Figure 1

(a) Experimental configuration of XFMR measurement. The RF master oscillating signals with a frequency of \(f_0 = 500.1 \hbox {MHz}\) are employed as the RF field for FMR effect. The RF signals are delivered to the sample via a coplanar waveguide (CPW) after delaying the phase and multiplying the frequency. The phase of the RF field is also modulated by \(\pi\) with a frequency of 1.0333 kHz by using a square-wave signal generated from a function generator. The square-wave signal and the detected XMCD signals were fed into a Lock-in Amplifier.

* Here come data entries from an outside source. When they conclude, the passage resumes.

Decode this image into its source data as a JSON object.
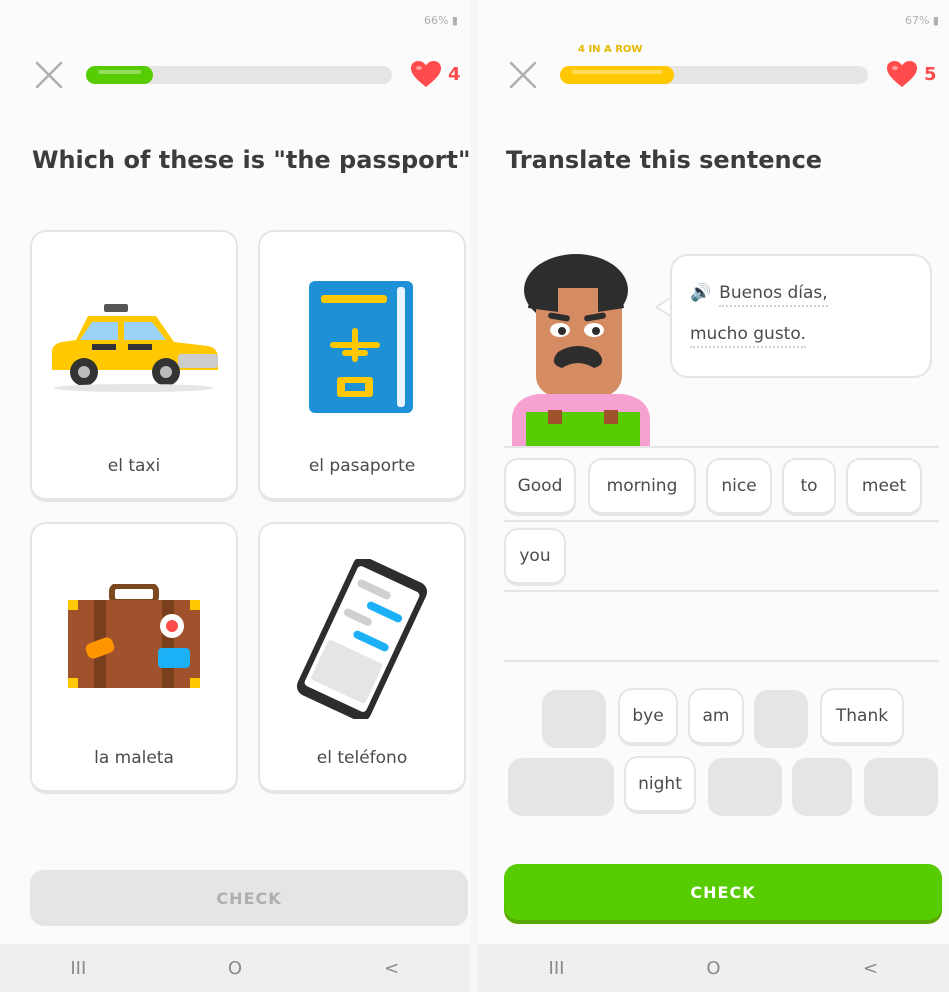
{
  "left": {
    "status": {
      "battery": "66%"
    },
    "progress": {
      "fraction": 0.22,
      "color": "#58cc02"
    },
    "hearts": {
      "count": "4"
    },
    "title": "Which of these is \"the passport\"?",
    "cards": [
      {
        "label": "el taxi",
        "icon": "taxi-icon"
      },
      {
        "label": "el pasaporte",
        "icon": "passport-icon"
      },
      {
        "label": "la maleta",
        "icon": "suitcase-icon"
      },
      {
        "label": "el teléfono",
        "icon": "phone-icon"
      }
    ],
    "check_label": "CHECK"
  },
  "right": {
    "status": {
      "battery": "67%"
    },
    "streak": "4 IN A ROW",
    "progress": {
      "fraction": 0.37,
      "color": "#ffc800"
    },
    "hearts": {
      "count": "5"
    },
    "title": "Translate this sentence",
    "bubble": {
      "line1": "Buenos días,",
      "line2": "mucho gusto."
    },
    "answer_words": [
      "Good",
      "morning",
      "nice",
      "to",
      "meet",
      "you"
    ],
    "word_bank": [
      "bye",
      "am",
      "Thank",
      "night"
    ],
    "check_label": "CHECK"
  },
  "colors": {
    "green": "#58cc02",
    "yellow": "#ffc800",
    "red": "#ff4b4b",
    "blue": "#1cb0f6"
  },
  "navbar": {
    "recent": "III",
    "home": "O",
    "back": "<"
  }
}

A bias magnetic field is applied perpendicular to the direction of X-rays and AC magnetic field of the RF field. (b) Schematic representation of magnetization precession under FMR effect with the modulated RF field. \(\textbf{m}\) represents a magnetic moment, and IP and OOP present in-plane and out-of-plane directions to a sample surface, respectively. (c) Phase delay scans of XFMR signals for Pt(10)/Py(30) sample at the Fe \(L_3\) edge obtained by using left and right circular polarized (LCP and RCP) X-rays. (d,e) Phase delay scans for (d) Ta(2)[Pt(2)/Py(5)]\(_{6}\) and (e) Pt(10)/Py(30) samples at various bias magnetic fields across the ferromagnetic resonance field. RF field with a frequency \(f = 4.0008\) GHz was applied for the samples. Dashed lines indicate \(t_1 = 160\,\hbox {ps}\) and \(t_2 = 290\,\hbox {ps}\) for Ta(2)[Pt(2)/Py(5)]\(_{6}\), and \(t_1^{\prime } = 90\,\hbox {ps}\) and \(t_2^{\prime } = 210\,\hbox {ps}\) for Pt(10)/Py(30). (f,g) Bias magnetic field dependence of (f) the amplitude and (g) the relative phase of the magnetization precessions. Red and blue lines represent the fitting results.